From the sister of a patient, resident of the neighborhood, and alumni of Columbia Nursing, Garcia says she always felt a pull both toward health care and to the neighborhood of Washington Heights. So when a Clinical Instructor and Family Nurse Practitioner (FNP) position opened up at Columbia Nursing’s faculty practice, ColumbiaDoctors Primary Care Nurse Practitioner Group(link is external) (NPG) last fall, she jumped at the chance to “come home.” She says being from the neighborhood and speaking fluent Spanish, helps her to truly connect with her patients and her community.
What about your experience caring for your brother made you change careers to become a nurse practitioner?
My brother’s cancer diagnosis was a really tough time for my family. During that time it was so critical that one of us stay with him at all times. I started interacting a little more closely with the pediatric nurses at CHONY, and they were so wonderful. They were so helpful, knowledgeable, and caring. I think that’s the part that really attracted me to the profession.
I saw what was happening at the hospital, and I understood it. It wasn’t intimidating, and I was guiding my mother through the whole process. She would see all the tubes attached to my brother and get worried, and I was able to calm her down and explain what each tube was for and what it did. That’s when the idea of going back to medicine started. It’s been quite the journey, but I am very happy with it.
As an alum, what was it like to come back and take a faculty position?
I actually worked for Columbia at the New York State Psychiatric Institute before deciding to become a nurse, so I was already familiar with health system at the Medical Center. It was interesting because as a student, Columbia Nursing was a challenging program. It was very intensive, and we learned everything about nursing in a short amount of time.
It was overwhelming, but even then, it was such a good experience. My favorite part was always the clinicals, and when this opportunity came up, it was an interesting transition in the sense that it felt like I was coming back. So much of my time, and who I am today, is attributed to my experiences here at Columbia. It felt like a homecoming.
What is it like for you to bring accessible primary care directly to your neighborhood?
My entire family, about 80 percent of them, live within a 10-15 block radius of Columbia University Medical Center. This is part of the reason why I was so attracted to the opportunity at Columbia Nursing. I don’t see my family members as a practitioner, but I view every new patient as if he/she is my family member.
As for everyone in this neighborhood–I feel like I know their struggles. I know how difficult it is to find somebody who is a provider that they can relate to; someone who speaks their language, who they feel comfortable with. To have the opportunity to be that person for them, is extraordinary. I am very grateful for the opportunity to be in this position.
You are able to offer bilingual care. Why is that so important?
Anyone can hire an interpreter service, but there is a component of language that is not always translatable through an interpreter. A lot of the nuances or the tone get lost in the translation.

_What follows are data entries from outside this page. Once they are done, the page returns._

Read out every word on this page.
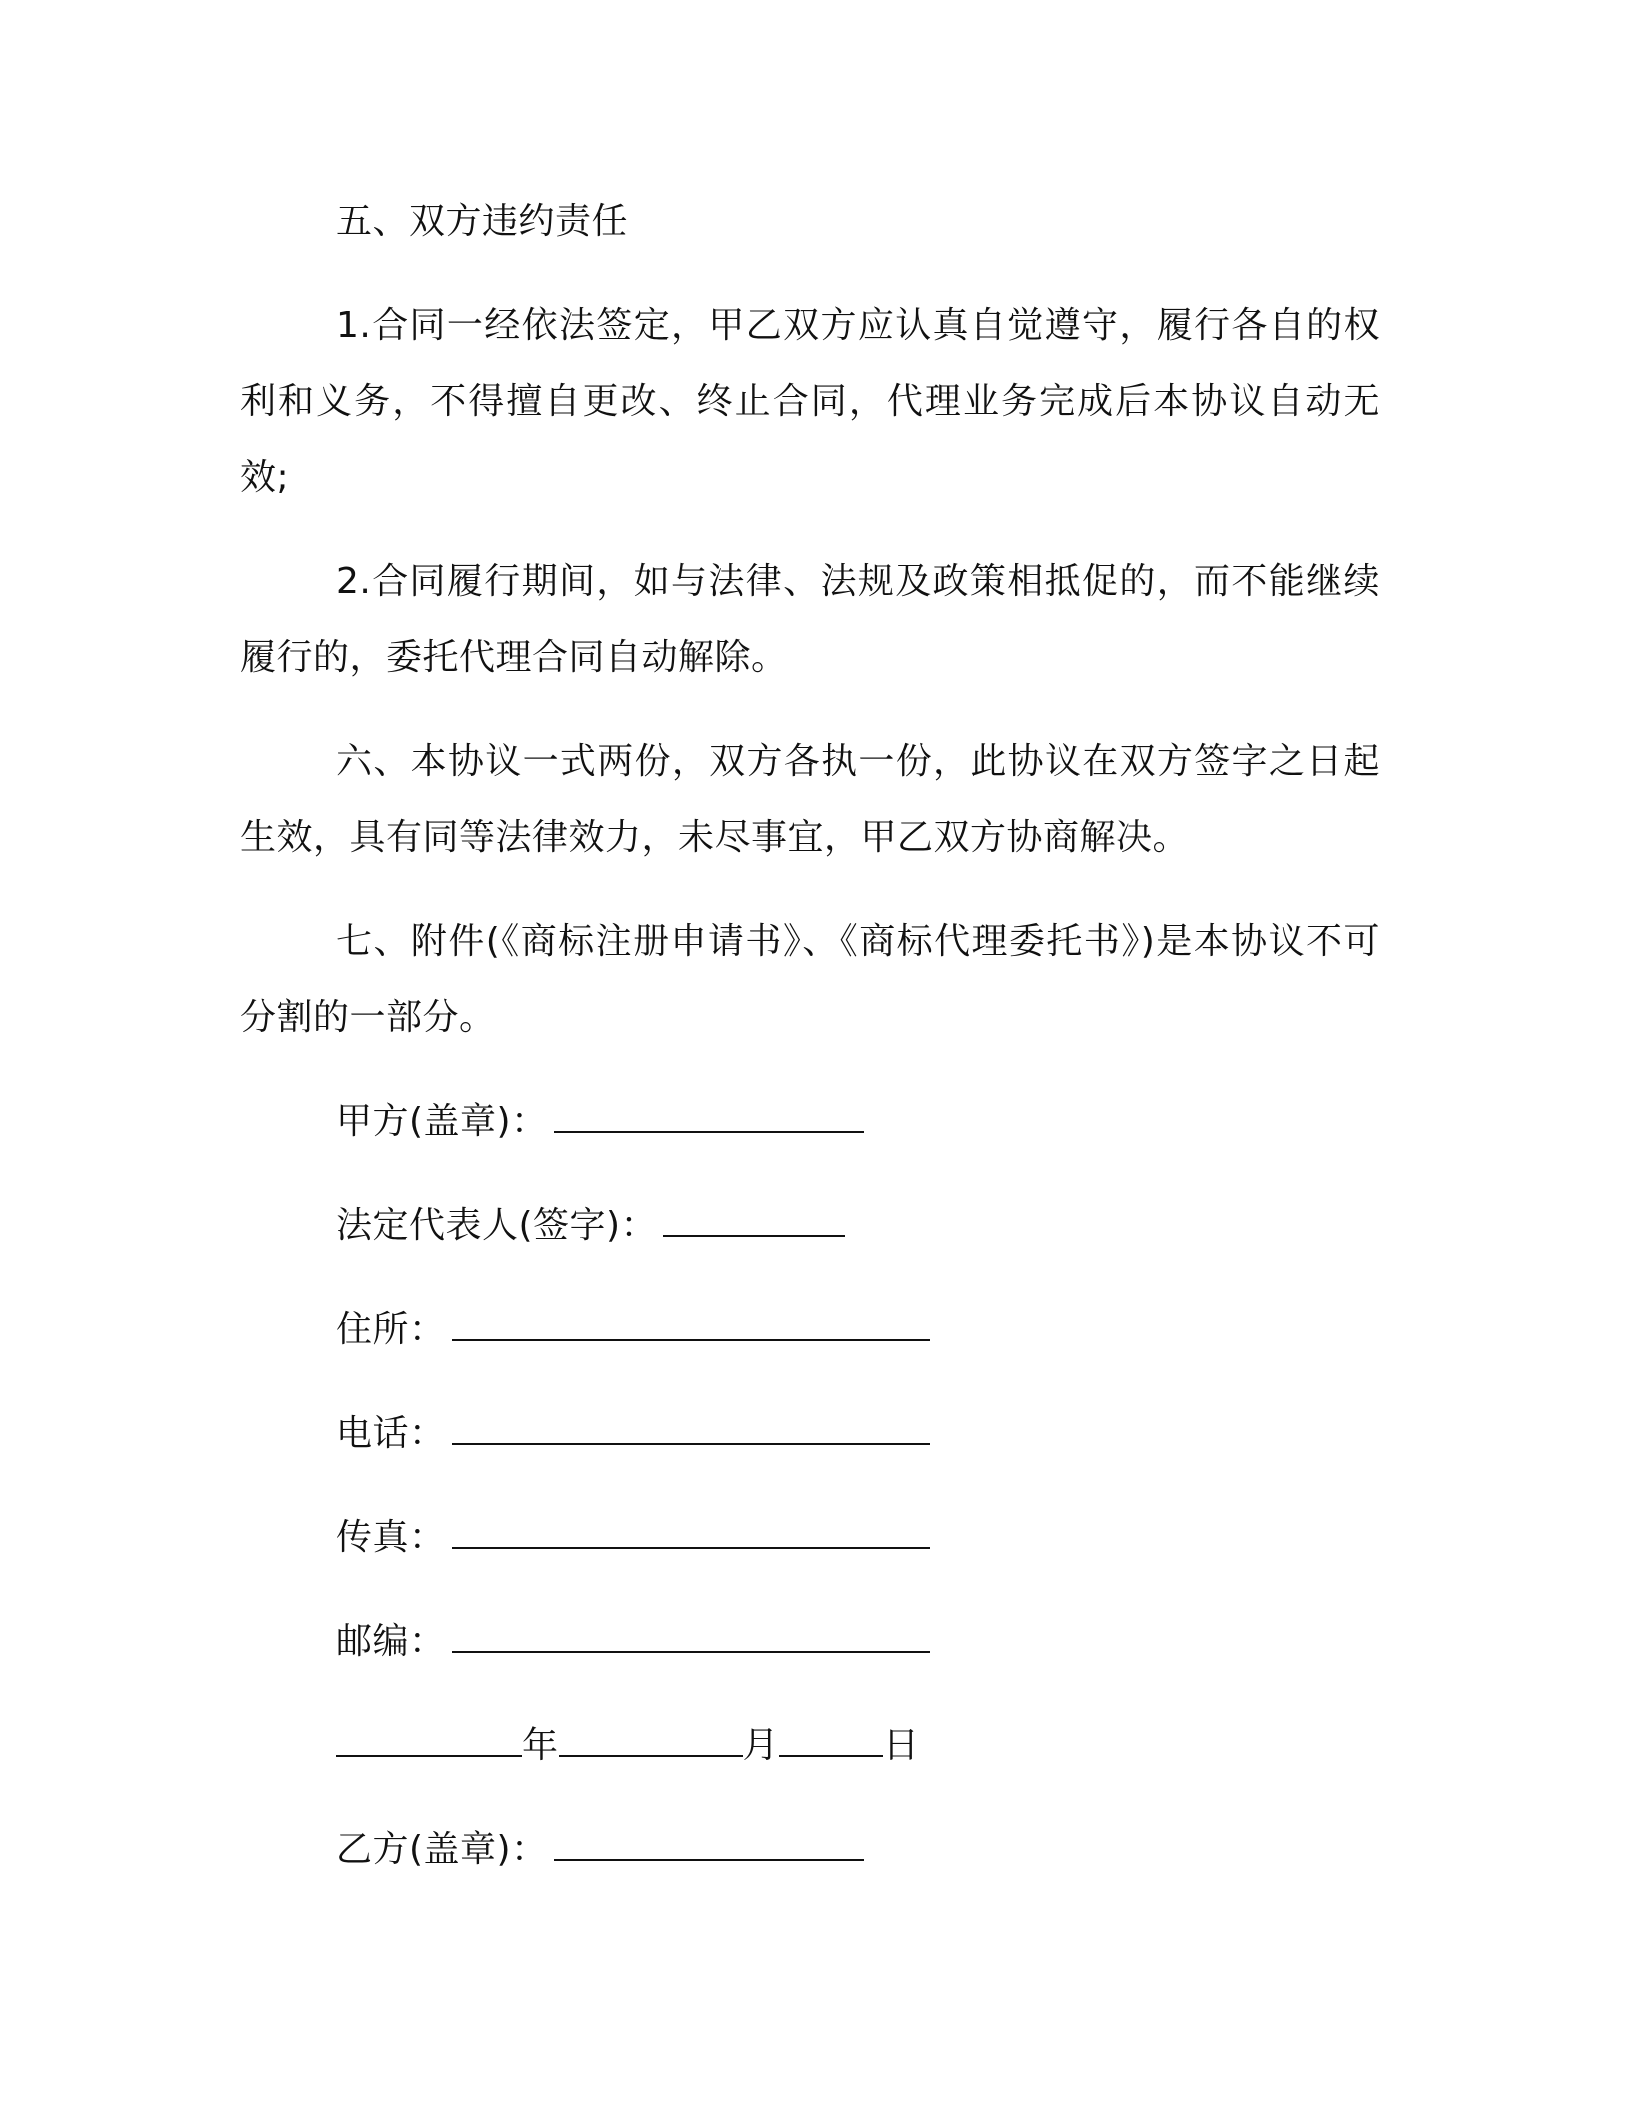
五、双方违约责任

1.合同一经依法签定，甲乙双方应认真自觉遵守，履行各自的权利和义务，不得擅自更改、终止合同，代理业务完成后本协议自动无效;

2.合同履行期间，如与法律、法规及政策相抵促的，而不能继续履行的，委托代理合同自动解除。

六、本协议一式两份，双方各执一份，此协议在双方签字之日起生效，具有同等法律效力，未尽事宜，甲乙双方协商解决。

七、附件(《商标注册申请书》、《商标代理委托书》)是本协议不可分割的一部分。

甲方(盖章)：

法定代表人(签字)：

住所：

电话：

传真：

邮编：

年	月	日

乙方(盖章)：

The highlight of my day is when I see a new patient who is from the neighborhood, who is a monolingual Spanish speaker, who has been looking for a primary care provider but hasn’t been able to find one. They come to me, and at the end they say how happy they are to have found this practice, and how friendly everybody is to them. That’s definitely important.

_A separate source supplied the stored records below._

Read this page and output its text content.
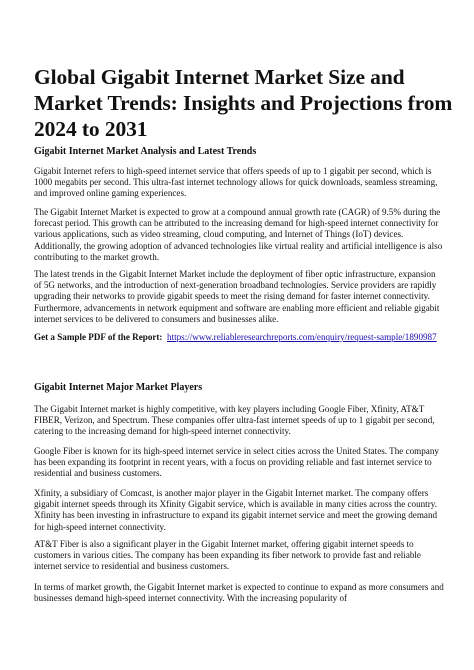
Global Gigabit Internet Market Size and Market Trends: Insights and Projections from 2024 to 2031
Gigabit Internet Market Analysis and Latest Trends

Gigabit Internet refers to high-speed internet service that offers speeds of up to 1 gigabit per second, which is 1000 megabits per second. This ultra-fast internet technology allows for quick downloads, seamless streaming, and improved online gaming experiences.

The Gigabit Internet Market is expected to grow at a compound annual growth rate (CAGR) of 9.5% during the forecast period. This growth can be attributed to the increasing demand for high-speed internet connectivity for various applications, such as video streaming, cloud computing, and Internet of Things (IoT) devices. Additionally, the growing adoption of advanced technologies like virtual reality and artificial intelligence is also contributing to the market growth.

The latest trends in the Gigabit Internet Market include the deployment of fiber optic infrastructure, expansion of 5G networks, and the introduction of next-generation broadband technologies. Service providers are rapidly upgrading their networks to provide gigabit speeds to meet the rising demand for faster internet connectivity. Furthermore, advancements in network equipment and software are enabling more efficient and reliable gigabit internet services to be delivered to consumers and businesses alike.

Get a Sample PDF of the Report: https://www.reliableresearchreports.com/enquiry/request-sample/1890987

Gigabit Internet Major Market Players

The Gigabit Internet market is highly competitive, with key players including Google Fiber, Xfinity, AT&T FIBER, Verizon, and Spectrum. These companies offer ultra-fast internet speeds of up to 1 gigabit per second, catering to the increasing demand for high-speed internet connectivity.

Google Fiber is known for its high-speed internet service in select cities across the United States. The company has been expanding its footprint in recent years, with a focus on providing reliable and fast internet service to residential and business customers.

Xfinity, a subsidiary of Comcast, is another major player in the Gigabit Internet market. The company offers gigabit internet speeds through its Xfinity Gigabit service, which is available in many cities across the country. Xfinity has been investing in infrastructure to expand its gigabit internet service and meet the growing demand for high-speed internet connectivity.

AT&T Fiber is also a significant player in the Gigabit Internet market, offering gigabit internet speeds to customers in various cities. The company has been expanding its fiber network to provide fast and reliable internet service to residential and business customers.

In terms of market growth, the Gigabit Internet market is expected to continue to expand as more consumers and businesses demand high-speed internet connectivity. With the increasing popularity of
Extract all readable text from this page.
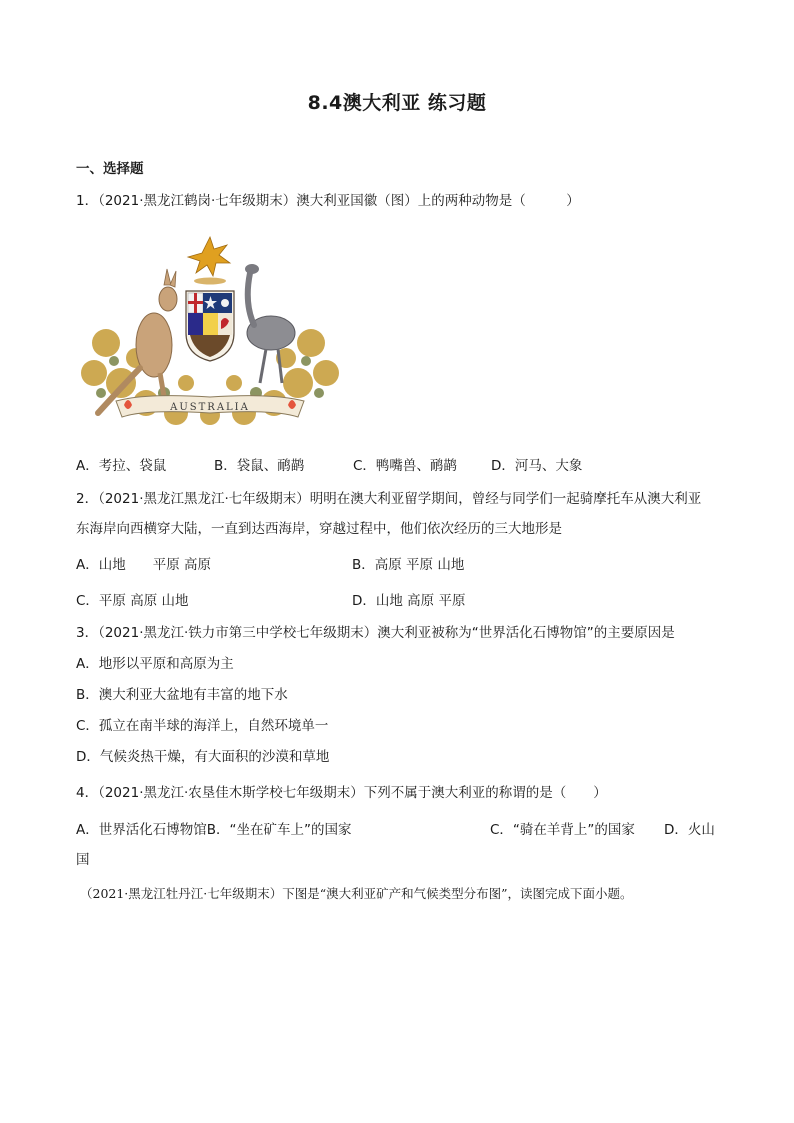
8.4澳大利亚 练习题
一、选择题
1．（2021·黑龙江鹤岗·七年级期末）澳大利亚国徽（图）上的两种动物是（　　　）
AUSTRALIA
A．考拉、袋鼠	B．袋鼠、鸸鹋	C．鸭嘴兽、鸸鹋	D．河马、大象
2．（2021·黑龙江黑龙江·七年级期末）明明在澳大利亚留学期间，曾经与同学们一起骑摩托车从澳大利亚
东海岸向西横穿大陆，一直到达西海岸，穿越过程中，他们依次经历的三大地形是
A．山地　　平原 高原	B．高原 平原 山地
C．平原 高原 山地	D．山地 高原 平原
3．（2021·黑龙江·铁力市第三中学校七年级期末）澳大利亚被称为“世界活化石博物馆”的主要原因是
A．地形以平原和高原为主
B．澳大利亚大盆地有丰富的地下水
C．孤立在南半球的海洋上，自然环境单一
D．气候炎热干燥，有大面积的沙漠和草地
4．（2021·黑龙江·农垦佳木斯学校七年级期末）下列不属于澳大利亚的称谓的是（　　）
A．世界活化石博物馆B．“坐在矿车上”的国家	C．“骑在羊背上”的国家 D．火山
国
（2021·黑龙江牡丹江·七年级期末）下图是“澳大利亚矿产和气候类型分布图”，读图完成下面小题。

What does it mean to be a clinical faculty member?
We precept, which means a Columbia Nursing NP student comes to the practice and shadows me as I interact and diagnose patients. A lot of the hours for the FNP program are spent at the NPG practice, and we precept in terms of clinical skills. The student shadows me to see what visits are like and they see what it’s like to be in an outpatient clinical setting. They are able to grow and assess the patient, take the patient’s history, and participate in the treatment plan, which enhances their clinical skills. By the time they finish and almost graduate, they are as well prepared as they can be to take on the role of independent nurse practitioner.
Anything else you’d like to add:
The Nurse Practitioner Group(link is external) practice is the most driven and caring team that I’ve had the pleasure of working with. Starting from the front desk staff, medical assistant, nurse, to all of the providers, we all have the same goal. We want our patients to feel welcome, comfortable, and that we did our utmost to take of them.